The painting remained in the artist’s estate until about 1918. In 1919 it was sold by Macbeth Gallery to the Art Institute of Chicago. The museum included the work in its two Centuries of Progress exhibitions, held 1933 (fig. 1) and 1934, and the work was shown at the retrospective of Twachtman’s work at the Cincinnati Art Museum in 1966. In 1986 the Art Institute sold the painting through Sotheby’s to Love Galleries of Chicago. It was purchased from Love by Richard Pfeil, who again sold the painting through Jordan-Volpe. The painting was sold at Christie’s in 2013.
From Britton 1919
[After discussion of Summer (OP.918)]: That other summer picture, “From the Upper Terrace”; what a delightful prospect it offers, and yet the material in the hands of a crass realist would have turned to gall!
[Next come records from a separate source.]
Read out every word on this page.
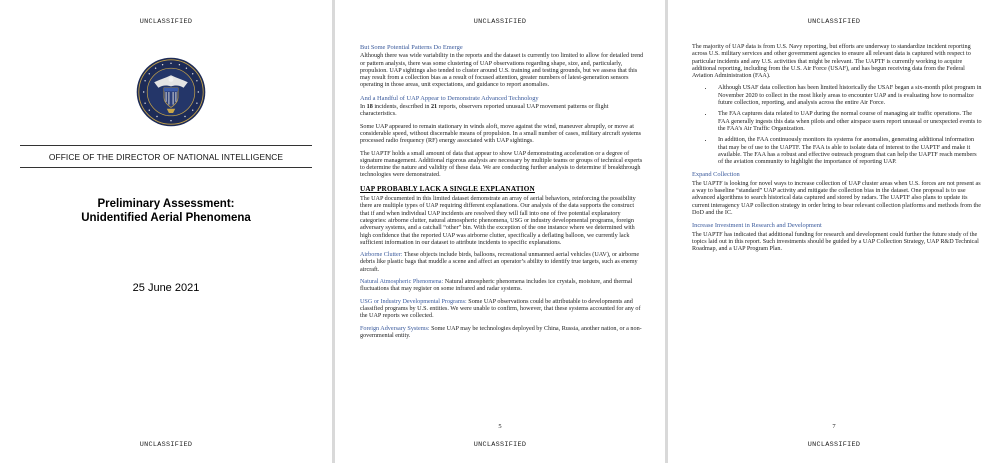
UNCLASSIFIED
OFFICE OF THE DIRECTOR OF NATIONAL INTELLIGENCE
Preliminary Assessment:
Unidentified Aerial Phenomena
25 June 2021
UNCLASSIFIED
UNCLASSIFIED
But Some Potential Patterns Do Emerge

Although there was wide variability in the reports and the dataset is currently too limited to allow for detailed trend or pattern analysis, there was some clustering of UAP observations regarding shape, size, and, particularly, propulsion. UAP sightings also tended to cluster around U.S. training and testing grounds, but we assess that this may result from a collection bias as a result of focused attention, greater numbers of latest-generation sensors operating in those areas, unit expectations, and guidance to report anomalies.

And a Handful of UAP Appear to Demonstrate Advanced Technology

In 18 incidents, described in 21 reports, observers reported unusual UAP movement patterns or flight characteristics.

Some UAP appeared to remain stationary in winds aloft, move against the wind, maneuver abruptly, or move at considerable speed, without discernable means of propulsion. In a small number of cases, military aircraft systems processed radio frequency (RF) energy associated with UAP sightings.

The UAPTF holds a small amount of data that appear to show UAP demonstrating acceleration or a degree of signature management. Additional rigorous analysis are necessary by multiple teams or groups of technical experts to determine the nature and validity of these data. We are conducting further analysis to determine if breakthrough technologies were demonstrated.

UAP PROBABLY LACK A SINGLE EXPLANATION

The UAP documented in this limited dataset demonstrate an array of aerial behaviors, reinforcing the possibility there are multiple types of UAP requiring different explanations. Our analysis of the data supports the construct that if and when individual UAP incidents are resolved they will fall into one of five potential explanatory categories: airborne clutter, natural atmospheric phenomena, USG or industry developmental programs, foreign adversary systems, and a catchall “other” bin. With the exception of the one instance where we determined with high confidence that the reported UAP was airborne clutter, specifically a deflating balloon, we currently lack sufficient information in our dataset to attribute incidents to specific explanations.

Airborne Clutter: These objects include birds, balloons, recreational unmanned aerial vehicles (UAV), or airborne debris like plastic bags that muddle a scene and affect an operator’s ability to identify true targets, such as enemy aircraft.

Natural Atmospheric Phenomena: Natural atmospheric phenomena includes ice crystals, moisture, and thermal fluctuations that may register on some infrared and radar systems.

USG or Industry Developmental Programs: Some UAP observations could be attributable to developments and classified programs by U.S. entities. We were unable to confirm, however, that these systems accounted for any of the UAP reports we collected.

Foreign Adversary Systems: Some UAP may be technologies deployed by China, Russia, another nation, or a non-governmental entity.

5
UNCLASSIFIED
UNCLASSIFIED

The majority of UAP data is from U.S. Navy reporting, but efforts are underway to standardize incident reporting across U.S. military services and other government agencies to ensure all relevant data is captured with respect to particular incidents and any U.S. activities that might be relevant. The UAPTF is currently working to acquire additional reporting, including from the U.S. Air Force (USAF), and has begun receiving data from the Federal Aviation Administration (FAA).

• Although USAF data collection has been limited historically the USAF began a six-month pilot program in November 2020 to collect in the most likely areas to encounter UAP and is evaluating how to normalize future collection, reporting, and analysis across the entire Air Force.
• The FAA captures data related to UAP during the normal course of managing air traffic operations. The FAA generally ingests this data when pilots and other airspace users report unusual or unexpected events to the FAA’s Air Traffic Organization.
• In addition, the FAA continuously monitors its systems for anomalies, generating additional information that may be of use to the UAPTF. The FAA is able to isolate data of interest to the UAPTF and make it available. The FAA has a robust and effective outreach program that can help the UAPTF reach members of the aviation community to highlight the importance of reporting UAP.
Expand Collection

The UAPTF is looking for novel ways to increase collection of UAP cluster areas when U.S. forces are not present as a way to baseline “standard” UAP activity and mitigate the collection bias in the dataset. One proposal is to use advanced algorithms to search historical data captured and stored by radars. The UAPTF also plans to update its current interagency UAP collection strategy in order bring to bear relevant collection platforms and methods from the DoD and the IC.

Increase Investment in Research and Development

The UAPTF has indicated that additional funding for research and development could further the future study of the topics laid out in this report. Such investments should be guided by a UAP Collection Strategy, UAP R&D Technical Roadmap, and a UAP Program Plan.

7
UNCLASSIFIED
We can imagine Twachtman when painting this picture as having a playful little thought of Pissarro in his mind, for it was Pissarro’s sort of impressionism and not Monet’s, that offered the American what he wanted for precept.
From Cheney 1958
The artist is found openly experimenting with geometrical elements, playing the linear angles and sloping planes against convex and concave forms, with introduced linear and patterned-area variations. The recessive and forward values of colour too are utilized for movement potency, with an effect not evident in black-and-white reproduction.
From Connors 2021
The sense of [the artist's house] being at one with its setting is manfest in From the Upper Terrace (Fig. 1). Spun from the same palette as the garden and landscape around it, its saltbox form almost disappears into the diaphonous vista, sae for the dark green of the trees behind it that push the structure forward.